The bright yellow flowers were three feet tall and attracted multitudes of pollinators. It was pretty impressive. The leeks had never really developed the previous year, but after going dormant over the winter, they grew 3- and 4-foot flowers that bloomed beautifully all summer long. These were massive round balls. Most were white, but one was a gorgeous lilac color. Pollinators, particularly wasps, fed heavily on these.

I found that the stalks were inedible because they became woody to support the massive flowers. I think I had great pollination of my tomatoes because they were interplanted among the kale and the leek flowers.

Speaking of pollinators, lavender is a great attractor of honeybees. I placed a cucumber and yellow pear tomato next to the lavender and had the best crop ever.

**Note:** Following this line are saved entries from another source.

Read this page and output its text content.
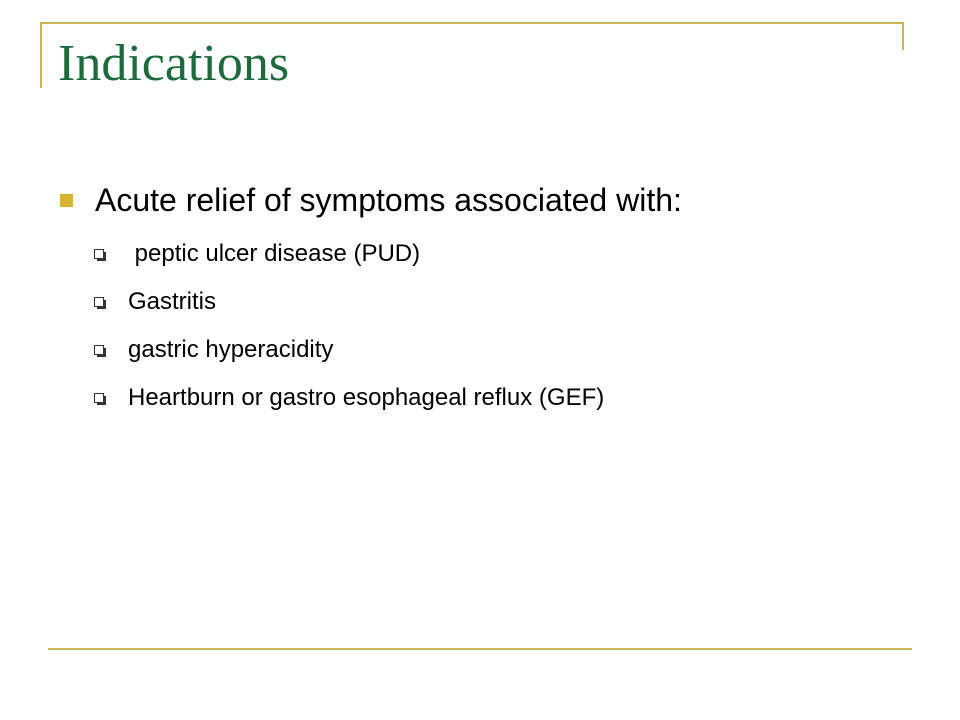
Indications
Acute relief of symptoms associated with:
peptic ulcer disease (PUD)
Gastritis
gastric hyperacidity
Heartburn or gastro esophageal reflux (GEF)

And, speaking of tomatoes, I tried Better Boy this year and was it a winner. The tomatoes are abundant, large and delicious.

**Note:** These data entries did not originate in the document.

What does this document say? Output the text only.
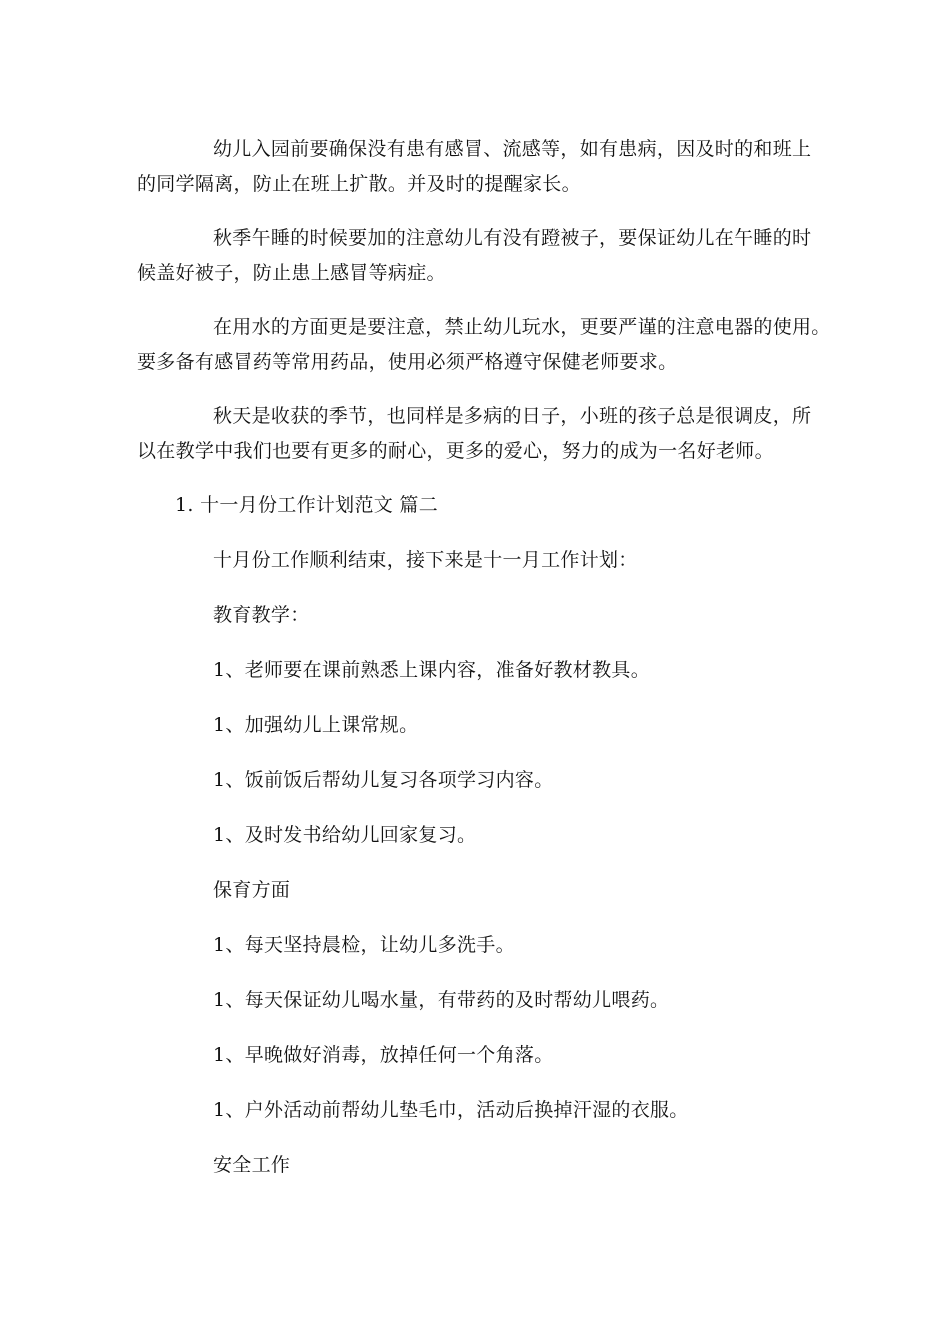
幼儿入园前要确保没有患有感冒、流感等，如有患病，因及时的和班上
的同学隔离，防止在班上扩散。并及时的提醒家长。
秋季午睡的时候要加的注意幼儿有没有蹬被子，要保证幼儿在午睡的时
候盖好被子，防止患上感冒等病症。
在用水的方面更是要注意，禁止幼儿玩水，更要严谨的注意电器的使用。
要多备有感冒药等常用药品，使用必须严格遵守保健老师要求。
秋天是收获的季节，也同样是多病的日子，小班的孩子总是很调皮，所
以在教学中我们也要有更多的耐心，更多的爱心，努力的成为一名好老师。
1. 十一月份工作计划范文 篇二
十月份工作顺利结束，接下来是十一月工作计划：
教育教学：
1、老师要在课前熟悉上课内容，准备好教材教具。
1、加强幼儿上课常规。
1、饭前饭后帮幼儿复习各项学习内容。
1、及时发书给幼儿回家复习。
保育方面
1、每天坚持晨检，让幼儿多洗手。
1、每天保证幼儿喝水量，有带药的及时帮幼儿喂药。
1、早晚做好消毒，放掉任何一个角落。
1、户外活动前帮幼儿垫毛巾，活动后换掉汗湿的衣服。
安全工作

After all the problems I had with ground squirrels and rabbits last year, my husband built garden walls and a cover for the garden out of wood and plastic one-inch mesh.

These panels worked great against mammals and birds. However, after seeding radishes and beets late in the summer and having every single sprout eaten by grasshoppers, I had to come up with further protection.

I happened to have mosquito netting and decided to try it. It worked great. I just propped it up on stakes, held the sides down with bricks and watered right through it. I will definitely use netting again.

Finally, I have been freezing my kitchen scraps before I put them in the compost pile. Freezing breaks down the cells of the tissue speeding up the decomposition process. I then dig a hole in my pile, bury the frozen mass and water the pile. I have lots of worms, so I know this is working.

A gardener's schooling is never done.